Сэм недоуменно посмотрел на него.
- Его дочь, - сказал мальчик. - Она сейчас там, наверху. Вон там - свет горит, - он указал на тускло отсвечивающее окно на втором этаже. - Она милашка. Вот бы взглянуть разок, а?
Зачерпнув с дороги полную пригоршню песка, молодой человек бросил его в окно. Через несколько секунд еще раз.
В окне появилась тень. Сдвинулись занавески. Появилась смутная фигура - но тут же распахнулась главная дверь дома и на улицу в ярости выскочил мужчина.
- Прекращай, Перри!
Мужчина шагнул прямо к Перри, а тот увернулся, продолжая ухмыляться.
- Не кипятитесь, мистер Картрайт! - захохотал он. - Просто хотел пожелать ей спокойной ночи!
- Хватит уже! - огрызнулся в ответ Картрайт. - Я знаю, что за тобой числится, скользкий ты хорек.
- За мной - ничего, - усмехнулся Перри. - Я просто гражданский.
Картрайт повернулся и прокричал в окно: - Бегом в кровать! Сейчас же! И свет выключи!
Тень в окне тут же исчезла за занавесками. Через секунду свет в окне погас.
Когда Картрайт повернулся обратно, он заметил Сэма и поприветствовал его коротким кивком.
- Итак, - равнодушно сказал он. - Тебе все рассказали. Хорошо. Очень хорошо.
Сэм стоял как вкопанный, не зная, что ответить, не понимая ни где он, ни что за чертовщина тут происходит. Даже фамилия Картрайт не отозвалась в его пошатнувшемся разуме со всей возможной силой.
Перри демонстративно поправил костюм и пригладил волосы, а потом сказал: - Ну что, тогда поехали?

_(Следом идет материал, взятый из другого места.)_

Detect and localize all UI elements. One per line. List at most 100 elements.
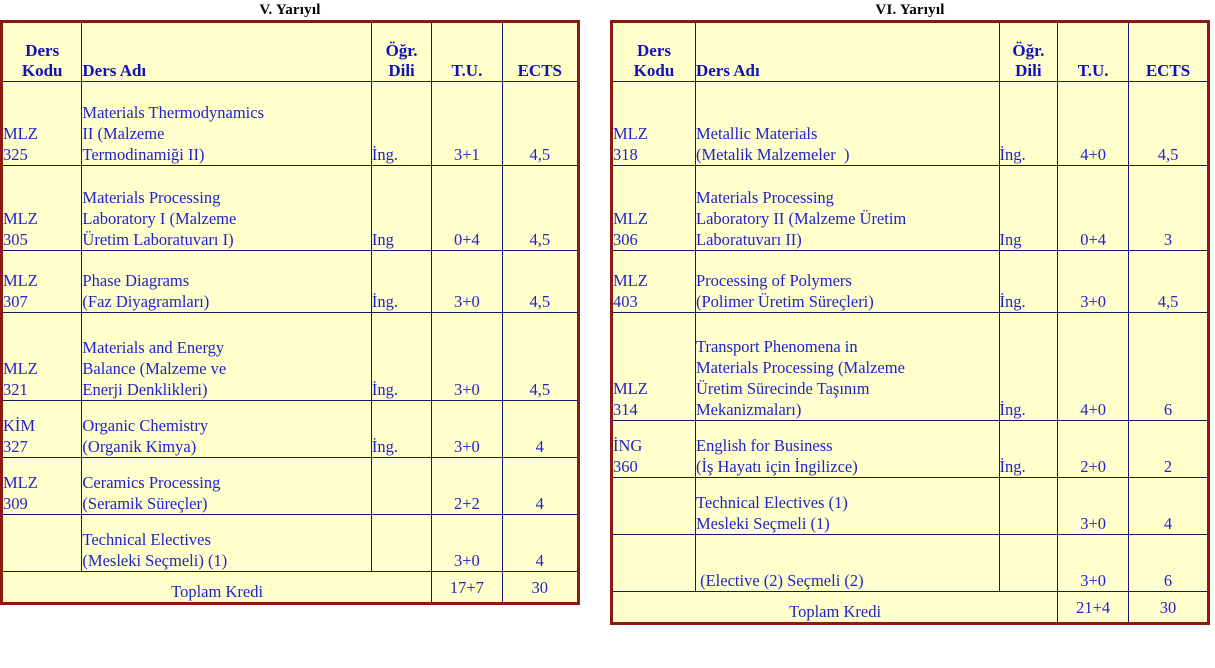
cell-language: İng. bbox=[998, 420, 1059, 478]
code-line-2: 325 bbox=[3, 145, 28, 164]
total-row: Toplam Kredi 17+7 30 bbox=[0, 571, 580, 604]
semester-block-vi: VI. Yarıyıl Ders Kodu Ders Adı Öğr. Dili… bbox=[610, 0, 1210, 625]
name-line-2: Materials Processing (Malzeme bbox=[695, 358, 905, 377]
cell-tu: 2+2 bbox=[431, 457, 503, 515]
cell-course-name: Transport Phenomena in Materials Process… bbox=[694, 312, 1000, 421]
cell-tu: 3+0 bbox=[1057, 477, 1130, 535]
cell-ects: 4 bbox=[1128, 477, 1209, 535]
cell-language bbox=[998, 534, 1059, 592]
name-line-2: (Polimer Üretim Süreçleri) bbox=[695, 292, 874, 311]
table-row: MLZ 309 Ceramics Processing (Seramik Sür… bbox=[0, 457, 580, 515]
code-line-2: 307 bbox=[3, 292, 28, 311]
header-line-2: Kodu bbox=[21, 61, 63, 80]
code-line-1: MLZ bbox=[3, 359, 38, 378]
code-line-1: KİM bbox=[3, 416, 36, 435]
cell-course-name: Phase Diagrams (Faz Diyagramları) bbox=[81, 250, 372, 313]
code-line-2: 403 bbox=[613, 292, 638, 311]
cell-language bbox=[998, 477, 1059, 535]
cell-ects: 6 bbox=[1128, 534, 1209, 592]
cell-language: İng. bbox=[998, 312, 1059, 421]
code-line-2: 360 bbox=[613, 457, 638, 476]
name-line-3: Laboratuvarı II) bbox=[695, 230, 802, 249]
code-line-2: 306 bbox=[613, 230, 638, 249]
header-line-1: Öğr. bbox=[385, 41, 418, 60]
cell-course-code: MLZ 318 bbox=[611, 81, 696, 166]
cell-language: İng. bbox=[998, 250, 1059, 313]
code-line-1: MLZ bbox=[613, 124, 648, 143]
table-row: MLZ 321 Materials and Energy Balance (Ma… bbox=[0, 312, 580, 401]
header-line-2: Dili bbox=[1015, 61, 1042, 80]
cell-course-code: MLZ 321 bbox=[0, 312, 83, 401]
column-header-ects: ECTS bbox=[1128, 21, 1209, 82]
name-line-1: Processing of Polymers bbox=[695, 271, 852, 290]
total-row: Toplam Kredi 21+4 30 bbox=[610, 591, 1209, 624]
name-line-1: Materials Processing bbox=[82, 188, 221, 207]
cell-tu: 3+0 bbox=[431, 312, 503, 401]
cell-course-code: MLZ 314 bbox=[611, 312, 696, 421]
cell-ects: 2 bbox=[1128, 420, 1209, 478]
table-row: MLZ 314 Transport Phenomena in Materials… bbox=[611, 312, 1209, 421]
name-line-3: Üretim Sürecinde Taşınım bbox=[695, 379, 870, 398]
name-line-2: (İş Hayatı için İngilizce) bbox=[695, 457, 858, 476]
table-header: Ders Kodu Ders Adı Öğr. Dili T.U. ECTS bbox=[611, 21, 1209, 82]
cell-tu: 4+0 bbox=[1057, 81, 1130, 166]
cell-ects: 4,5 bbox=[1128, 81, 1209, 166]
cell-language: Ing bbox=[370, 165, 433, 251]
cell-course-name: Materials and Energy Balance (Malzeme ve… bbox=[81, 312, 372, 401]
table-row: (Elective (2) Seçmeli (2) 3+0 6 bbox=[611, 534, 1209, 592]
name-line-2: Laboratory I (Malzeme bbox=[82, 209, 237, 228]
cell-course-code: İNG 360 bbox=[611, 420, 696, 478]
cell-language: İng. bbox=[998, 81, 1059, 166]
curriculum-page: V. Yarıyıl Ders Kodu Ders Adı Öğr. Dili … bbox=[0, 0, 1215, 668]
name-line-1: English for Business bbox=[695, 436, 833, 455]
code-line-1: MLZ bbox=[3, 209, 38, 228]
name-line-3: Termodinamiği II) bbox=[82, 145, 205, 164]
column-header-tu: T.U. bbox=[431, 21, 503, 82]
cell-language bbox=[370, 457, 433, 515]
cell-course-name: Materials Processing Laboratory I (Malze… bbox=[81, 165, 372, 251]
code-line-2: 305 bbox=[3, 230, 28, 249]
cell-course-code bbox=[0, 514, 83, 572]
table-row: MLZ 305 Materials Processing Laboratory … bbox=[0, 165, 580, 251]
code-line-1: MLZ bbox=[3, 271, 38, 290]
cell-ects: 3 bbox=[1128, 165, 1209, 251]
cell-course-name: English for Business (İş Hayatı için İng… bbox=[694, 420, 1000, 478]
code-line-1: MLZ bbox=[613, 379, 648, 398]
name-line-1: Metallic Materials bbox=[695, 124, 818, 143]
cell-course-code: MLZ 403 bbox=[611, 250, 696, 313]
semester-title: VI. Yarıyıl bbox=[875, 2, 945, 18]
column-header-language: Öğr. Dili bbox=[998, 21, 1059, 82]
cell-tu: 4+0 bbox=[1057, 312, 1130, 421]
cell-language: İng. bbox=[370, 312, 433, 401]
cell-course-name: (Elective (2) Seçmeli (2) bbox=[694, 534, 1000, 592]
name-line-2: Mesleki Seçmeli (1) bbox=[695, 514, 830, 533]
cell-ects: 4,5 bbox=[1128, 250, 1209, 313]
code-line-1: MLZ bbox=[613, 209, 648, 228]
cell-tu: 0+4 bbox=[1057, 165, 1130, 251]
table-row: MLZ 403 Processing of Polymers (Polimer … bbox=[611, 250, 1209, 313]
total-tu: 21+4 bbox=[1057, 591, 1130, 624]
name-line-1: Ceramics Processing bbox=[82, 473, 221, 492]
cell-ects: 4,5 bbox=[501, 165, 580, 251]
cell-tu: 3+0 bbox=[1057, 250, 1130, 313]
cell-language bbox=[370, 514, 433, 572]
cell-course-code: MLZ 325 bbox=[0, 81, 83, 166]
cell-ects: 4,5 bbox=[501, 312, 580, 401]
code-line-2: 314 bbox=[613, 400, 638, 419]
header-line-1: Ders bbox=[25, 41, 60, 60]
table-header: Ders Kodu Ders Adı Öğr. Dili T.U. ECTS bbox=[0, 21, 580, 82]
column-header-ects: ECTS bbox=[501, 21, 580, 82]
cell-course-name: Organic Chemistry (Organik Kimya) bbox=[81, 400, 372, 458]
cell-tu: 3+1 bbox=[431, 81, 503, 166]
table-row: İNG 360 English for Business (İş Hayatı … bbox=[611, 420, 1209, 478]
name-line-1: (Elective (2) Seçmeli (2) bbox=[695, 571, 864, 590]
code-line-1: İNG bbox=[613, 436, 643, 455]
name-line-2: (Seramik Süreçler) bbox=[82, 494, 208, 513]
name-line-1: Technical Electives bbox=[82, 530, 211, 549]
cell-ects: 4,5 bbox=[501, 250, 580, 313]
cell-course-code bbox=[611, 477, 696, 535]
curriculum-table-vi: Ders Kodu Ders Adı Öğr. Dili T.U. ECTS M… bbox=[610, 20, 1210, 625]
name-line-2: II (Malzeme bbox=[82, 124, 165, 143]
name-line-3: Üretim Laboratuvarı I) bbox=[82, 230, 234, 249]
cell-course-code: MLZ 307 bbox=[0, 250, 83, 313]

Он милостиво указал на маленький "Остин". Картрайт двинулся к нему - и Сэм, так и не приняв осознанного решения, что делать, зашагал за ним, ноги передвигались совершенно не по его воле, будто бы кто-то управлял его телом на расстоянии.
Это не мое тело, подумал Сэм, когда его накрыло свежей волной паники. Я вижу все это чьими-то чужими глазами. Я пассажир в чьем-то чужом разуме.
И тут же в ужасе поправил себя: нет, не пассажир. Пленник!
Куда бы это чужое тело ни пошло, Сэм был не в состоянии управлять им. Он был свидетелем каких-то событий в прошлом, откуда-то из шестидесятых, глазами чужака. Он был наблюдателем, вынужденным видеть и чувствовать все, что увидит и почувствует хозяин этого постороннего тела. Но чье это тело? Кто это, черт возьми?
Перри совершенно неожиданно проорал в темное окно на втором этаже: - Сладких снов, Энни!
Картрайт рассерженно замахнулся на него, но Перри увернулся.
- Вы должны это увидеть, мистер Картрайт, - проговорил он, вытаскивая из пиджачного кармана ключи от машины. - Мистер Гулд обо мне очень высокого мнения. Я представляю собой ценный вклад в его организацию - слышали, что я говорю?
- Садись за руль и поехали, - прорычал Картрайт. - Следи за дорогой, а не за моей дочерью.
С этими словами он исчез в салоне "Остина", а Сэм - чьими бы там глазами он ни видел - полез за ним.